Dans un monde où les tâches confiées aux ingénieurs évoluent d'année en année, les centres de formation en génie se doivent d'être au diapason des besoins de l'industrie. Comment se présente la situation à Montréal? Des experts de l'industrie se prononcent.

De l'avis de Robert Leclerc, vice-président ingénierie, technologie et exploitation mondiales chez CAE, les universités québécoises remplissent particulièrement bien leur mission de former des ingénieurs compétents, notamment dans le secteur de l'aéronautique. «On a la chance de faire partie d'un pôle très bien développé, souligne-t-il. On est très choyés.»

Depuis l'an dernier, le secteur de l'aérospatiale mise sur de nouveaux diplômés, issus pour la première fois d'un baccalauréat de l'École polytechnique spécialisé dans ce domaine. Le programme, mis de l'avant en 2008 conjointement avec l'industrie, est venu répondre spécialement aux besoins du secteur.

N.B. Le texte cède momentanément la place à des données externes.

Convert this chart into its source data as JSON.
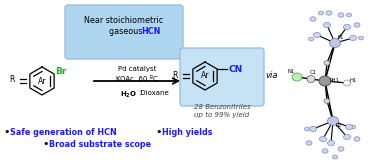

Mais comme on peut toujours faire mieux, le gestionnaire de CAE fait des suggestions pour ajouter une plus-value à la formation des ingénieurs d'ici.

Selon lui, les futurs ingénieurs gagneraient en qualité si on leur offrait des cours spécialisés en simulation, à l'exemple de ce que font certaines universités américaines. Une expertise particulièrement chère aux yeux de l'entreprise spécialisée en simulation, tant dans les domaines de l'aéronautique que militaire, de la santé et des mines.

Habiletés personnelles

Il ne faudrait pas non plus négliger le perfectionnement des habiletés personnelles, selon lui. «L'ingénieur est de plus en plus amené à faire de la vente, autant à l'interne qu'à l'externe», explique Robert Leclerc.

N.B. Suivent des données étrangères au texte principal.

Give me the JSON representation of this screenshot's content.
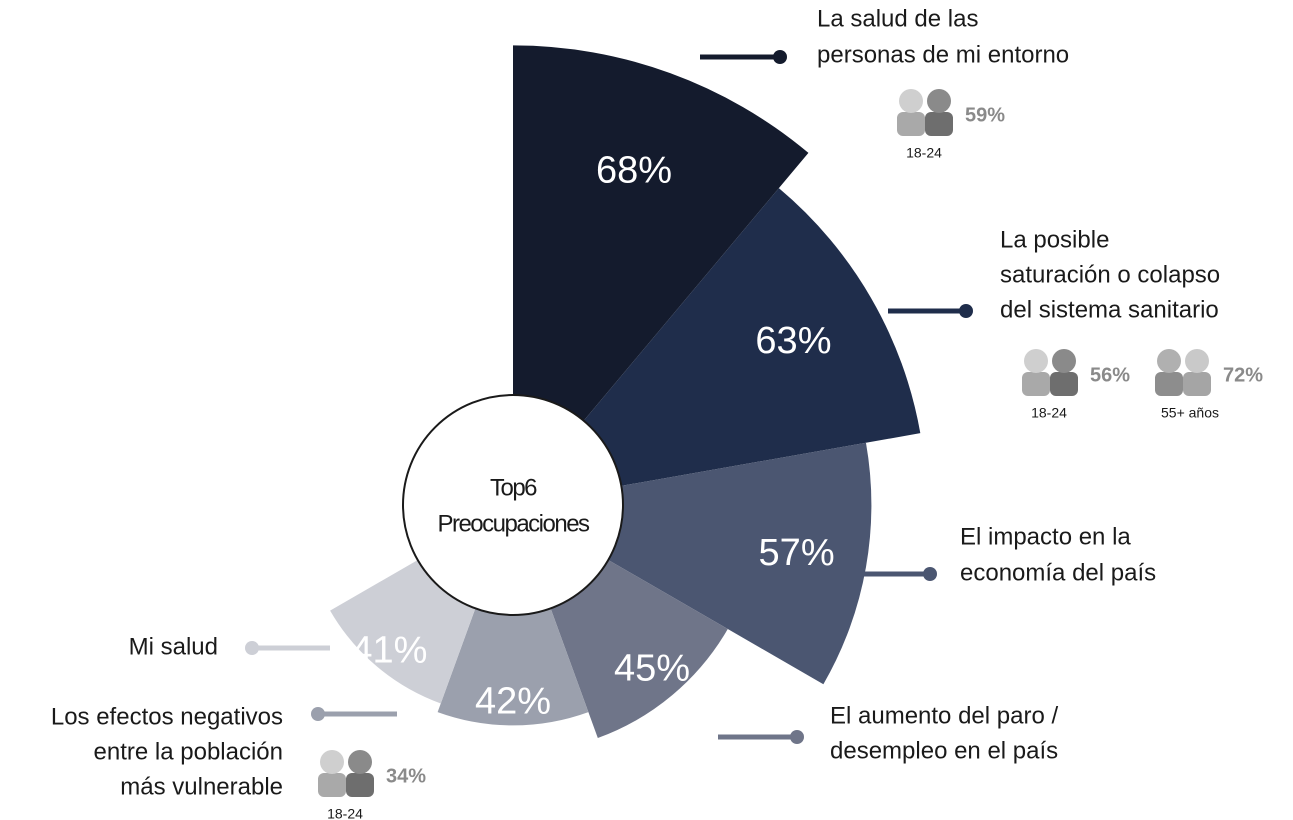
{
  "chart_data": {
    "type": "polar",
    "center_label": [
      "Top6",
      "Preocupaciones"
    ],
    "categories": [
      [
        "La salud de las",
        "personas de mi entorno"
      ],
      [
        "La posible",
        "saturación o colapso",
        "del sistema sanitario"
      ],
      [
        "El impacto en la",
        "economía del país"
      ],
      [
        "El aumento del paro /",
        "desempleo en el país"
      ],
      [
        "Los efectos negativos",
        "entre la población",
        "más vulnerable"
      ],
      [
        "Mi salud"
      ]
    ],
    "values": [
      68,
      63,
      57,
      45,
      42,
      41
    ],
    "value_labels": [
      "68%",
      "63%",
      "57%",
      "45%",
      "42%",
      "41%"
    ],
    "colors": [
      "#141b2d",
      "#1f2d4b",
      "#4b5671",
      "#6f7589",
      "#9ba0ad",
      "#cdcfd6"
    ],
    "breakdowns": [
      [
        {
          "group": "18-24",
          "value": 59,
          "value_label": "59%"
        }
      ],
      [
        {
          "group": "18-24",
          "value": 56,
          "value_label": "56%"
        },
        {
          "group": "55+ años",
          "value": 72,
          "value_label": "72%"
        }
      ],
      [],
      [],
      [
        {
          "group": "18-24",
          "value": 34,
          "value_label": "34%"
        }
      ],
      []
    ]
  }
}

Les jeunes ingénieurs gagneraient ainsi selon lui à approfondir, dans le cadre de cours ou d'ateliers, des qualités de leader et des aptitudes en présentation.

Des qualités interpersonnelles prisées aussi par l'employeur CGI, selon Line Soucy, associée et directrice du recrutement pour l'entreprise de services et de conseils en informatique. La firme valorise aussi la spécialisation de ses employés, en partie issus du génie informatique, par l'obtention de certifications. «Ces formations deviennent de très bons atouts pour eux», explique-t-elle.

Administration des affaires

Une situation particulièrement vraie dans un monde où les ingénieurs sont souvent appelés à assumer de nouvelles fonctions, selon Etienne Couture, président du Réseau des ingénieurs du Québec. Selon lui, il faudrait d'ailleurs exposer les ingénieurs en devenir au fait que le travail les conduira un jour à se spécialiser davantage. Pour ce faire, il propose d'inclure au programme de premier cycle des cours notamment de gestion.

«Une majorité d'ingénieurs ne feront pas ce travail toute leur vie, explique-t-il. Avoir déjà une idée de ce qu'est l'administration des affaires ou la gestion de projets pourrait les inviter à explorer ces avenues-là un jour.»

Former autrement

Si les programmes d'enseignement ne répondent pas toujours entièrement aux besoins des entreprises, celles-ci vont parfois user de méthodes de rechange pour trouver les talents et guider leur formation. C'est la stratégie qu'a adoptée le créateur de jeux vidéo Ubisoft.

«Les universités sont de très bons formateurs, mais n'ont pas les compétences qu'il faut en production de jeux vidéo comme les entreprises, explique Francis Baillet, vice-président aux ressources humaines et affaires corporatives chez Ubisoft. La clé du succès, ce sont des programmes mis en place par les entreprises pour soutenir la création.»

Pour parvenir à ses fins, l'entreprise a lancé dans 17 universités du monde, dont 8 au Québec, le concours Academia pour les étudiants qui souhaitent faire carrière dans le jeu. Le prototype de jeu qu'ils créent, dans le cadre d'une formation créditée, leur donne ensuite une chance d'être invités à l'école d'été de l'entreprise où ils seront formés par des experts de l'industrie.

«Des programmes comme ceux-là permettent aux étudiants de bien se lancer sur le marché du travail», souligne Francis Baillet.